Au début de la crise d'ailleurs, les opinions étaient partagées sur la valeur réelle de ces placements, a relevé Me Bergeron. «Certains investisseurs et DBRS (la Dominion Bond Rating Service) étaient réconfortants», a-t-il rappelé.

Sabia est contredit

Le nouveau patron de la CDP, Michael Sabia, a soutenu la semaine dernière que la Caisse avait pris trop de risques, ce qui expliquait la catastrophe de 2008. Richard Guay et Fernand Perreault, qui l'avait remplacé par intérim, ont été bien plus nuancés.

Pour M. Perreault, la Caisse aurait présenté des résultats respectables, n'eût été «la dislocation des marchés» survenue à l'automne 2008. Les changements apportés en 2004 par le gouvernement libéral à la loi sur la Caisse n'ont pas modifié ses politiques de placement, a-t-il insisté.

Surtout, la Caisse n'a pas pris plus de risques que les autres fonds de placement jusqu'en 2008, selon lui.

Pour Richard Guay, la CDP n'a pas pris des décisions en 2008 qui augmentaient le risque. La tempête qui a frappé les marchés a bien sûr rendu les titres plus volatils, et en octobre 2008, les dirigeants de la Caisse ont décidé de vendre massivement des titres pour ramener le risque à des niveaux plus acceptables.

Mais, a souligné Me Guay, même avec l'année 2008 et l'erreur des papiers commerciaux, la Caisse a eu, sur cinq ans, un rendement moins volatil que les autres fonds de retraite comparables. Le risque des placements de la Caisse jusqu'en juin 2008 était même inférieur à ce qu'il était en 2002, a-t-il expliqué. «La comparaison historique illustre que le risque réalisé du portefeuille de la Caisse a été inférieur au risque médian des pairs», indique le document déposé par la CDP.

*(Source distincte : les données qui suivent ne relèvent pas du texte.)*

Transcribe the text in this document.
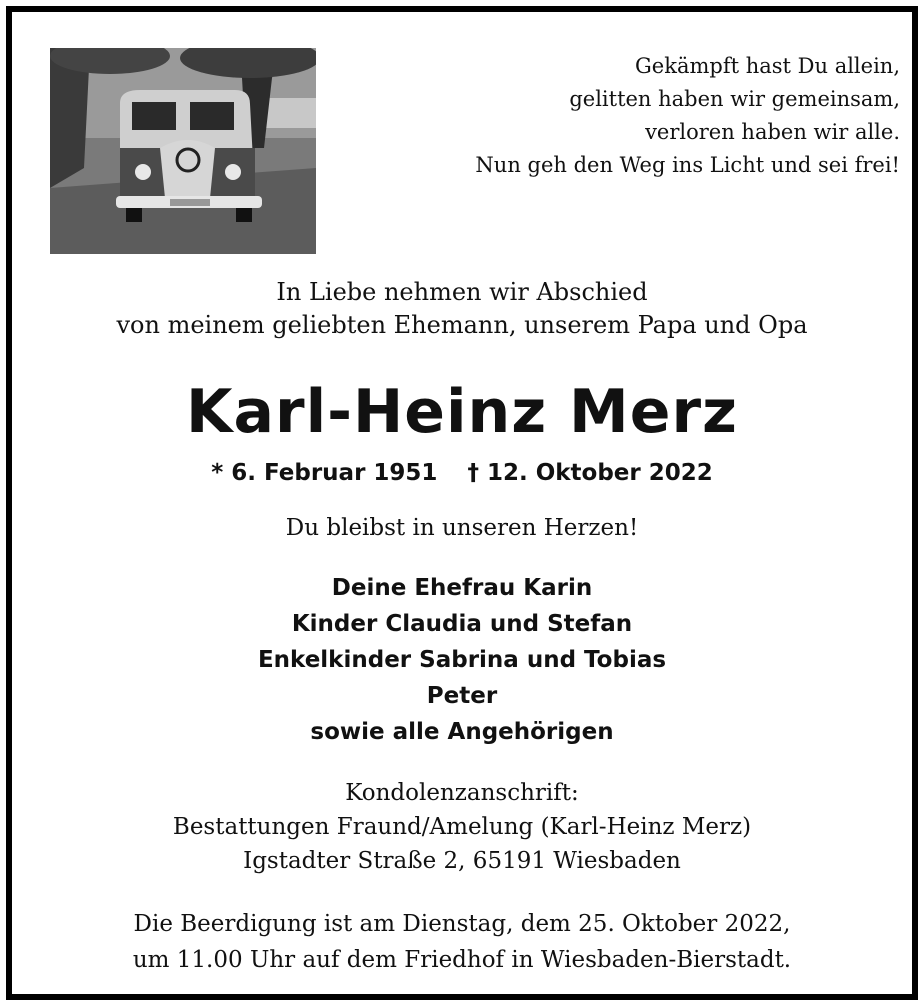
Gekämpft hast Du allein,
gelitten haben wir gemeinsam,
verloren haben wir alle.
Nun geh den Weg ins Licht und sei frei!
In Liebe nehmen wir Abschied
von meinem geliebten Ehemann, unserem Papa und Opa
Karl-Heinz Merz
* 6. Februar 1951 † 12. Oktober 2022
Du bleibst in unseren Herzen!
Deine Ehefrau Karin
Kinder Claudia und Stefan
Enkelkinder Sabrina und Tobias
Peter
sowie alle Angehörigen
Kondolenzanschrift:
Bestattungen Fraund/Amelung (Karl-Heinz Merz)
Igstadter Straße 2, 65191 Wiesbaden
Die Beerdigung ist am Dienstag, dem 25. Oktober 2022,
um 11.00 Uhr auf dem Friedhof in Wiesbaden-Bierstadt.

Tous les députés libéraux présents - le ministre des Finances, Raymond Bachand, ne sera là que pour la clôture des travaux, la semaine prochaine - ont permis à M. Perreault de mettre en relief que les changements à la loi en 2004 touchaient la gouvernance de l'organisme, et non ses stratégies de placement.

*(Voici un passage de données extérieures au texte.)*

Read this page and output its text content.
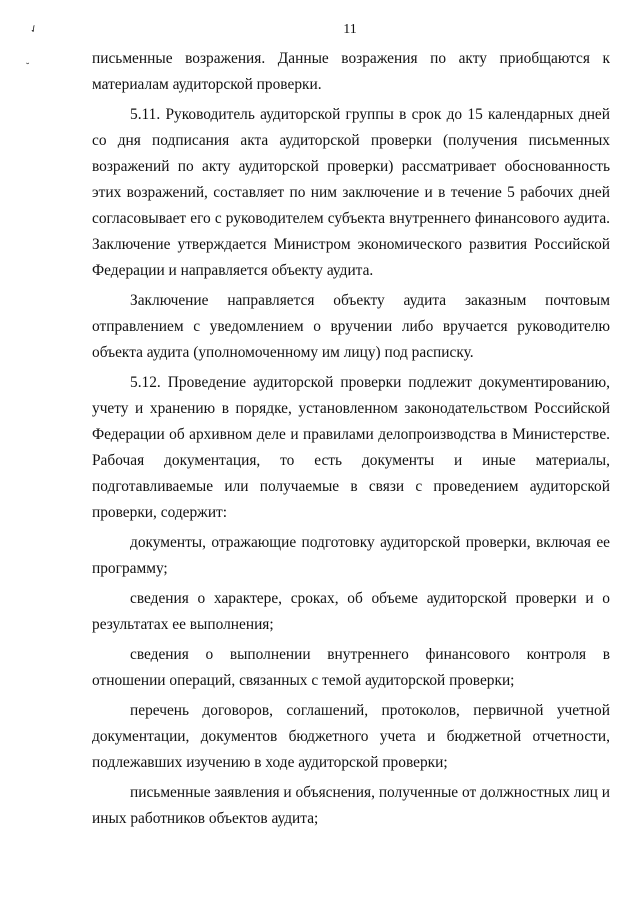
✓
˘
11

письменные возражения. Данные возражения по акту приобщаются к материалам аудиторской проверки.

5.11. Руководитель аудиторской группы в срок до 15 календарных дней со дня подписания акта аудиторской проверки (получения письменных возражений по акту аудиторской проверки) рассматривает обоснованность этих возражений, составляет по ним заключение и в течение 5 рабочих дней согласовывает его с руководителем субъекта внутреннего финансового аудита. Заключение утверждается Министром экономического развития Российской Федерации и направляется объекту аудита.

Заключение направляется объекту аудита заказным почтовым отправлением с уведомлением о вручении либо вручается руководителю объекта аудита (уполномоченному им лицу) под расписку.

5.12. Проведение аудиторской проверки подлежит документированию, учету и хранению в порядке, установленном законодательством Российской Федерации об архивном деле и правилами делопроизводства в Министерстве. Рабочая документация, то есть документы и иные материалы, подготавливаемые или получаемые в связи с проведением аудиторской проверки, содержит:

документы, отражающие подготовку аудиторской проверки, включая ее программу;

сведения о характере, сроках, об объеме аудиторской проверки и о результатах ее выполнения;

сведения о выполнении внутреннего финансового контроля в отношении операций, связанных с темой аудиторской проверки;

перечень договоров, соглашений, протоколов, первичной учетной документации, документов бюджетного учета и бюджетной отчетности, подлежавших изучению в ходе аудиторской проверки;

письменные заявления и объяснения, полученные от должностных лиц и иных работников объектов аудита;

Selon M. Perreault, le parc immobilier de la CDP se compare avantageusement à ceux des autres fonds de retraite, mais l'obligation d'en inscrire la valeur, théorique, au 31 décembre, a contribué à creuser le déficit de la CDP pour l'an dernier.

La Caisse a annoncé il y a deux semaines la disparition d'un portefeuille de «répartition d'actifs», responsable de pertes de 2 milliards en 2008. Le critique péquiste aux Finances, François Legault, a indiqué que ce fonds empruntait largement pour investir sur les marchés boursiers, plus de 80 fois les liquidités réelles, a-t-il soutenu. Fernand Perreault a refusé de rendre publique une étude commandée par la caisse à Price Waterhouse, sur la gestion de risque. Des informations sensibles se trouveraient disponibles pour les concurrents: «Je ne publie pas le code de mon système d'alarme», a-t-il soutenu.